Much has been made of denials by Rodriguez's coach, Rich Hofman, and high school teammate Doug Mientkiewicz that they had any knowledge or awareness of steroid use by Rodriguez. But Hooton's tale might shine a little light on that. Coaches who pressure young players to bulk up can unwittingly drive them to steroids, and a culture of such abuse wouldn't reflect well on other players, either.

That's why Hooton's foundation focuses on educating coaches as well as parents and athletes.

Taylor Hooton's behavior changed suddenly and noticeably, his father said. He wouldn't say what was wrong. Eventually, Taylor revealed the steroid use to a therapist. Soon after, he stopped taking the drugs. Soon after that, he was found dead.

Taylor Hooton was 17.

Steroid use causes the body to slow and eventually stop production of its own testosterone. That production doesn't start again the moment the steroids stop. So the body is left without the natural testosterone it needs. That can lead to depression and lethargy, especially in a 17-year-old boy.

When Congress held its hearings on steroids in baseball, it was easy to be skeptical of politicians who said they were all about saving young people. That smacked of political grandstanding. But listening to Don Hooton that day in Tampa, and looking into his eyes, was both heartbreaking and compelling.

And that's why his face and his words are what stuck with me from that day. Amid all the spin and lying and cheating, Don Hooton was telling the brutal truth.

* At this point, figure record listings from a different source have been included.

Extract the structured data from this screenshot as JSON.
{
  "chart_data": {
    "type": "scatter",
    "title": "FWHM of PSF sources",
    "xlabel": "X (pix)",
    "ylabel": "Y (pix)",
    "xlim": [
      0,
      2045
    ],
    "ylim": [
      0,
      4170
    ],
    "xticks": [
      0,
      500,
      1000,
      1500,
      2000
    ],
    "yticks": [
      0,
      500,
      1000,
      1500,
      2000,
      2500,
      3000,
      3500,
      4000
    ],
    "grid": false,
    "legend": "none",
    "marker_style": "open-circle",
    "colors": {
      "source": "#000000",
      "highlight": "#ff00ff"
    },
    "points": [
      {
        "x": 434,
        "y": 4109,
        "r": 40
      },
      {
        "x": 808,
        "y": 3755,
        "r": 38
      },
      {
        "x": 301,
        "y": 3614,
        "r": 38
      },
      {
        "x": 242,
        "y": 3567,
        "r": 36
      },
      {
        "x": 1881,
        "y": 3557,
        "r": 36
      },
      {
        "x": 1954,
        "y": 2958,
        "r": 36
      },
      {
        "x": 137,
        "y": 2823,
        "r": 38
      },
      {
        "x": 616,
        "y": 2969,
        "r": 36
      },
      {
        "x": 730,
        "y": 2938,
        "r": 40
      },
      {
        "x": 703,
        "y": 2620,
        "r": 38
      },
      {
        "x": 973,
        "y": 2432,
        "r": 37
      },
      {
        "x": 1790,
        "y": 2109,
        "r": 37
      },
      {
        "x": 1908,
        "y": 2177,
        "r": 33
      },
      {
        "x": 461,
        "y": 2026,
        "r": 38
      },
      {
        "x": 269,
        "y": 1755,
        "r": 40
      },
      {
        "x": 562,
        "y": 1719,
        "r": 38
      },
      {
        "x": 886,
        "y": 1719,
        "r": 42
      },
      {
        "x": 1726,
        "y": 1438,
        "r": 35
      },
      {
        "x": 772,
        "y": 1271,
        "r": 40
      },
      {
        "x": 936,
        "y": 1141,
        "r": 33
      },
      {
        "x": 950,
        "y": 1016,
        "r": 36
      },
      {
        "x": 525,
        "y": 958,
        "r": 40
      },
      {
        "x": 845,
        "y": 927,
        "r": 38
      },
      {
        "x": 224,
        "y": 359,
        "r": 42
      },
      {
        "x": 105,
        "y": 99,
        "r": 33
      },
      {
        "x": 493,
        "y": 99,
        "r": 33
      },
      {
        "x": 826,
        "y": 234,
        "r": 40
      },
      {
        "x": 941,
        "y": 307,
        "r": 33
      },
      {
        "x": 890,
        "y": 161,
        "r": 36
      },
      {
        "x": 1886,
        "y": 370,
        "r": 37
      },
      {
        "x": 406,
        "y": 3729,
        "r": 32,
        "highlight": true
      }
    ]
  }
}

If the book is right, Rodriguez and Taylor Hooton were in similar places at one time. They were high school players wanting to get bigger and stronger in a hurry. They did what they heard would help them.

Taylor Hooton died.

Alex Rodriguez became the highest-paid player in the history of Major League Baseball.

Steroids helped each of them get where they were going.
Very well-written and very powerful, as I mentioned and alluded to above. Now whether or not, A-Rod did use steroids back in high school is not fully known, but one thing is for sure, Taylor Hooton did. And tragically, he is no longer with us because of it.

1 comment:

  1. Donald Hooton is full of sh+t. Steroids no more caused his son's suicide than Pop Tarts or the Three Stooges. He's looking to alleviate his guilt for his failures, real and/or imagined, as a father. Easy to scapegoat steroids and even easier to blame athletes who've taken them. But it' would have done Mr. Hooton's soul a whole lot more good to have pulled his head out of his arse and look in the mirror before he ran off to congress pointing fingers.